第8話

 部屋のソファにごろりと転がり、封筒を眺める。簡素な白い封筒に、深い緑の蝋で紋章が捺してある。鎖をあしらったその紋章は、エブロスト家のものだ。

 それにしても、あれは変わった女だったな……。

 届いた手紙を開けながら、アメトリウスは件の女性を思い出す。馬車の馬に蹴られそうになっていた少年ごと、自分を抱え上げた剛腕。その剛腕のわりには、小さな背丈。傷のある堂々とした顔に、恐らく赤い方が義眼なのだろう、左右違う瞳の色。

 ――、悪くない話だ、貴殿の人となりを見て決めさせてもらおう。

 背丈のわりに、退役した老騎士のような堂々とした女だった。親が用意した見合いなんて無ければ、出会うことも無かったようなタイプの人間。

 手紙の封を切れば、やや不格好だが丁寧に書かれた文字の羅列が目に入る。黒いインクで書かれた文章に、彼は首を捻った。

 ……あの女、剣しか握ってなくないか?

 その膂力や立ち振る舞いから、武術に秀でた者であるような気はしていた。だがそれにしても、である。手紙に書かれた近況は、剣術の稽古や指導、そして領地周辺の魔物狩りの成果だ。剣を握っていない場面のことがまるで書かれていない。そんな剣ばかりの手紙の締めには、「もし我が家へ来られることがあったら、ささやかな私の宝物庫でもご案内します。」と書かれていた。

 私の宝物庫、ということは……家のではなくあの女個人の物がしまわれているんだろうな。それは、まぁ少し気になる。

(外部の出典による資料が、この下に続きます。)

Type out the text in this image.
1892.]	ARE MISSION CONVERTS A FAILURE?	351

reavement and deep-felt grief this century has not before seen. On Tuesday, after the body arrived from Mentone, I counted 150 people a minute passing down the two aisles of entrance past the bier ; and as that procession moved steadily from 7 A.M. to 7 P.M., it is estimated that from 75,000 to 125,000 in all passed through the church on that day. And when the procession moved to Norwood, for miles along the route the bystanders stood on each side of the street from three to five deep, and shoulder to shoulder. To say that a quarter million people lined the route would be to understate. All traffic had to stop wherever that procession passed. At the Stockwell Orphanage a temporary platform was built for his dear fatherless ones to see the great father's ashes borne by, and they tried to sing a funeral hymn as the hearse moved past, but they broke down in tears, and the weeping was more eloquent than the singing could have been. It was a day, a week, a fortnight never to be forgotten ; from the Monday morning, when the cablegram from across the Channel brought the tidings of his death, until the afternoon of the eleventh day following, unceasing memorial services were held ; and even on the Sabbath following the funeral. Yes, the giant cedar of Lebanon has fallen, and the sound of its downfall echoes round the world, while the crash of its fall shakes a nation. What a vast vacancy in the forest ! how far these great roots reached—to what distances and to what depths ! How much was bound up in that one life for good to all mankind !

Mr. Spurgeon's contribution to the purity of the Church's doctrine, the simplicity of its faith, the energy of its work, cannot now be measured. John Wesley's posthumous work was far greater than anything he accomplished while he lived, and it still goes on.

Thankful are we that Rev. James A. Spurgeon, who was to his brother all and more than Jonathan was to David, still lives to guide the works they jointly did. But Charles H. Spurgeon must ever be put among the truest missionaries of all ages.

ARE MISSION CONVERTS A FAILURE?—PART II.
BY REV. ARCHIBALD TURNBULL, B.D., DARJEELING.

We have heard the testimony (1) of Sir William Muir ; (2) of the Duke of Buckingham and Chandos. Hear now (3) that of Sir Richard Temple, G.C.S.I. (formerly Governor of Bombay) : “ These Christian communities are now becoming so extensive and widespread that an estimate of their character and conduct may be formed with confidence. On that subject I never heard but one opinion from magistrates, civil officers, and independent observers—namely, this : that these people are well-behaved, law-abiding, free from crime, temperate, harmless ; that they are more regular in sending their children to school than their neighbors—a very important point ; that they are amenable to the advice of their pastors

 女に限らず、裕福な連中は宝石が好きな連中が多い。それはあの女も同じなのだろうと、アメトリウスは考えた。今まで接したことのない兵士のような相手とはいえ、良家のお嬢様であることは確からしい。

 向こうは、今度会ったときに俺を見極めるつもりがある。それは俺も同じだ。上手く行けば、この面倒な状況を打破できるかもしれない。

 手紙を畳んで、テーブルにぱさりと降ろす。あまり期待しないようにと思いつつも、勝算が無いわけではなかった。ほしいものは、何でも手に入れてきたのだ。相手が望むように振舞えば、何でも手に入った。

 乾いたノックの音が聞こえ、さっと上体を起こす。扉を少し開ければ、女中がいくつかの手紙をこちらに渡してきた。甘ったるい香りのする、華美な装飾の手紙。遊び相手からの逢瀬の手紙だろうことは、開ける前から容易に想像がついた。受け取ってソファに座り直せば、その予想は凡そ当たっていて。

 これは、後でも良いだろ。急がない手紙だ。

 会いに来てほしい。の手紙に、必要なのは返事じゃない。だから、目は通しても返事は書かない。

 今宵は誰のところに行こうかと、緩慢に首を回す。誰も一番にしないという約束と共に、彼はいくつもの花を愛でて飛ぶ者だった。